Dengan menenteng kursi sinden, anak yang berusia delapan tahun dan tinggi yang tak seberapa itu berlari sekencang mungkin, mencari tempat yang aman. Sambil berteriak dan memanggil “ayah, ayah!” Akhirnya anak itu duduk di bawah pohon yang sudah tumbang, sambil sesekali merapal doa dan melantunkan mantra. Mantra agar tidak disabet oleh lebah hutan yang ganas, dia menyebut lebah itu sebagai tawon bajingan. “nga ta ba ga ma, nya ya ja dha pa, la wa sa ta da, ka ra ca na ha.” Mantra yang diajarkan mendiang neneknya, pemilik kursi empuk yang sedang ia tenteng.
Ia menatap langit, berhasil mendengar suara ayahnya yang mulai dekat. Akhirnya ayah selamat, tapi mereka butuh istirahat sejenak sebelum akhirnya memotong pohon dan ranting kayu untuk keperluan rumah dan pakan kambing. Selama tiga jam berlalu berkutat dengan aungan srigala, kicau burung, dan gemercik air terjun di bawah tebing dua insan itu beristirahat dan memakan bekal. Anak perempuan itu mencari daun teh, tak sengaja ada ulat mati yang masih tertinggal di rantingnya. Si anak kecil tak tahu menahu, bulu-bulu ulat itu menempel dalam pada kulit tangannya yang masih mungil. Anak itu terdiam, menahan panas, gatal dan perih. Beberapa menit kemudian sang ayah datang, “Kenapa, Nduk?” anak itu menyembuyikan tangannya.
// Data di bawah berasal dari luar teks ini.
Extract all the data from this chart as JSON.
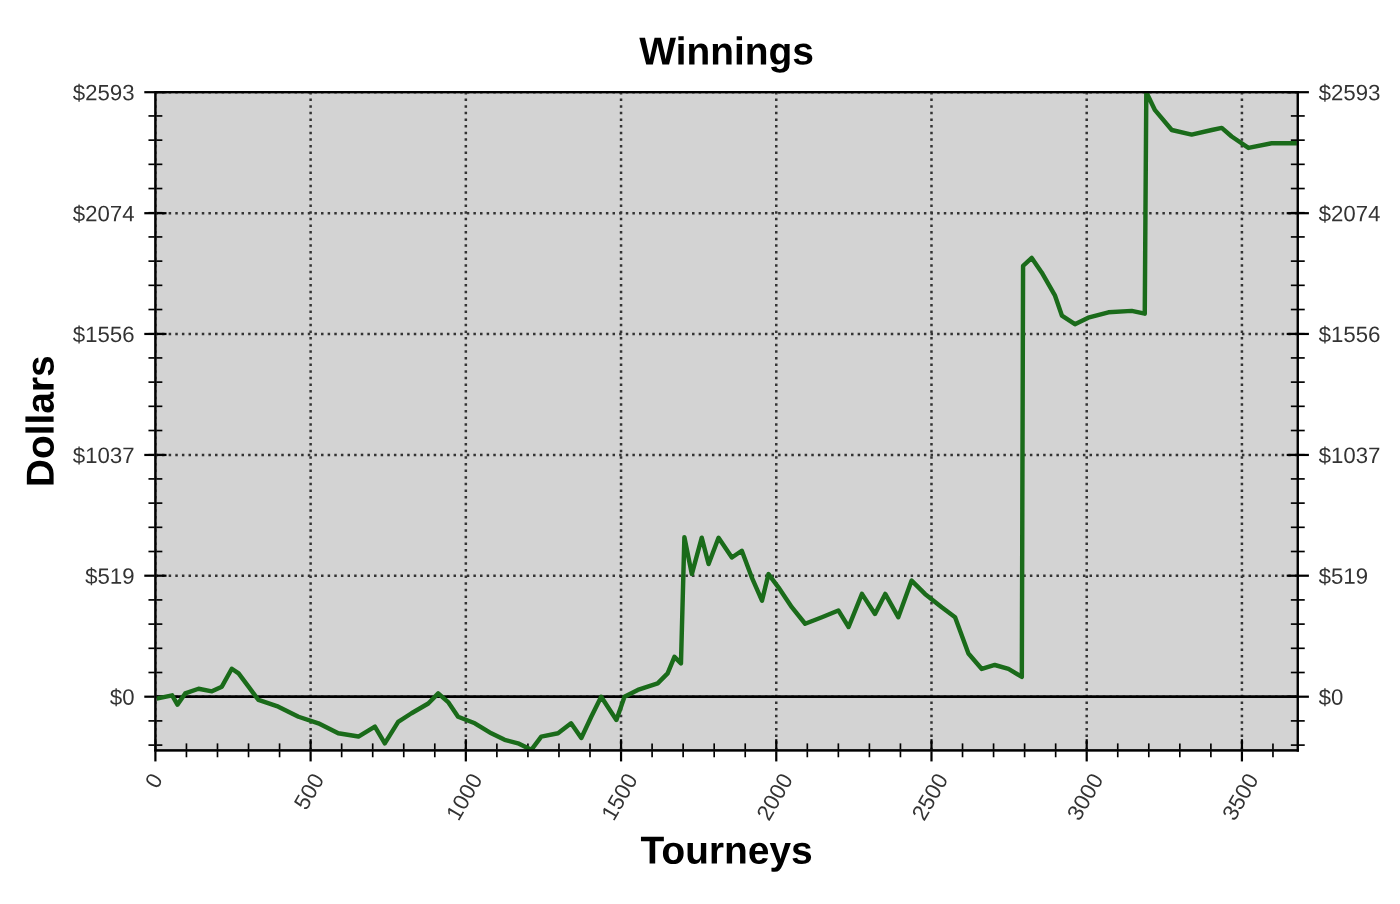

Melihat raut anak yang memerah, sang ayah meraih tangannya dan melihat bulu-bulu ulat yang jika bisa dihitung 25 bulu menempel di tangan mungilnya.”Kok iso ki maeng?” (Kok bisa tadi; red?) dengan nada penyesalan. Sang anak terdiam. Sang ayah mengambil ranting daun, dibuatnya sumpit kecil untuk mencabut bulu-bulu ulat di tangan anaknya. Satu demi satu dengan penuh sabar. Sedangkan di cakralawala sana, langit mulai gelap, untung saja tidak turun hujan.
Hari telah larut, akhirnya mereka memutuskan untuk pulang, jalan mulai gelap, tenaga penghabisan masih tersisa untuk mendorong sepeda tua. Bagaimana sepeda mau berjalan dengan normal? Sementara rantainya putus dan tidak membawa perlengkapan. Al hasil sang ayah menyuruh anak perempuannya naik sepeda, tak tega jika melihat putri sulungnya kelelahan dan payah. Dengan raut penuh yakin, ia tersenyum kepada sang anak “Munggaho Nduk, Bapak tak nyurung sepedah e.” Anak itu tak tahan menyeka air matanya, “Pak kula mandhap.” Kemudian ayahnya menyahut “Numpako sek.”
Anak itu mengalirkan air mata tanpa sepengetahuan sang ayah, sepanjang jalan kenangan, Sang Ayah terengah, beberapa kilo meter jalan bebatuan dengan mata tua yang cukup kabur, disusurinya kegelapan. Demi keselamatan putri kecilnya. “Ayah, kasihmu takkan pernah tergantikan dengan lelaki mana pun,” ia pun menangis di tengah gelapnya malam dan perjuangan sang ayah yang begitu besar.